Acelerando el paso, llegó al parque. Pero ya no tenía patatas ni tabaco, asi que era estúpido sentarse en su banco favorito. Simplemente tiró la bolsa de patatas y se fue, con las manos en los bolsillos, a su fría casa. Supuso que allí tendría algún cigarro de emergencia, aunque estuviera empapado. Solo le quedaba saber dónde podría esconderse para estar tranquilo.

Pero en casa todo es siempre igual. Hay amor y se está bien. Sin embargo no puede evitar sentir cierto frío. Él cumple las normas. O eso creen ellos. Al menos no se podía quejar, respetaban sus ideas. La conversación era monótona. Todos los días la misma canción que a ratos le gustaba y a ratos le molestaba. ¿Qué tal el paseo? Bien, ma. ¿Hace mucho frío? No, lo de siempre. ¿Qué tal en el cole? Bien. ¿Qué habéis hecho? Lo de siempre, ya sabes. ¿Has tenido algun exámen? Qué va. Lleva las cosas a tu cuarto. Sí. Esa conversación todos los días, fingiendo una sonrisa.
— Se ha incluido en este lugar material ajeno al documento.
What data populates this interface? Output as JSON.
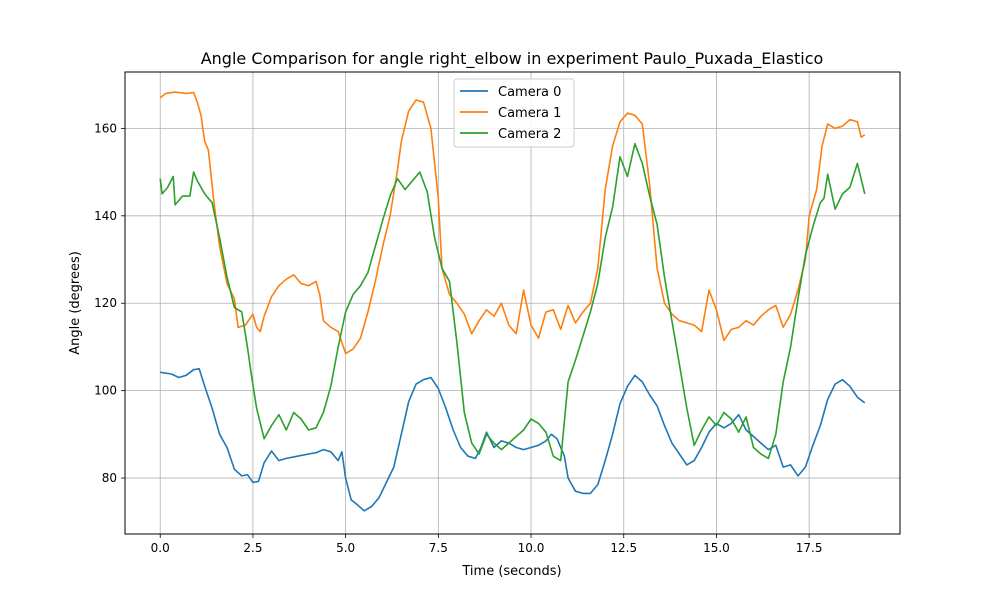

Fue a dejar las cosas, cerrando las puertas tras su paso. Entró en su habitación, ya sin ganas de fumar (Se las había quitado la charla cotidiana.), cerró la puerta tras de si, caminó ya sin ganas hasta la estantería y ahí lo dejó todo, libro por libro, tirando la mochila al suelo con desprecio. Después, siguió moviendose y se tiró en plancha en la cama, manchandola de pintalabios verde. Estupendo. Eso parecía la maldita primavera, tan verde. Pero le dio igual. Se veía guapo con ese pintalabios tan peculiar, aunque no combinase con lo que llevaba. Era parte de él, y no podía cambiarse. Daba igual que fuese hombre, amaba maquillarse, y podía hacerlo como nadie. Era ponerse máscaras para fingir ser quien no es, y por suerte todos aceptaban su vocación. Era una de las ventajas de su horrible cuerpo. Movió su almohada hacia la derecha, haciendo que esta cayese sobre sus zapatillas de color azul, claras y con pompones. Debajo de la almohada había una pequeña cajita de madera de roble, realmente simple. La abrió,.mirando a los lados, y de ella sacó un cigarro Camel. Lo acercó a su nariz, lo olió y sonrió, adorando el aroma del tabaco rubio. Acto seguido, lo sugetó entre los labios y se lo encendió, queriendo olvidarlo todo.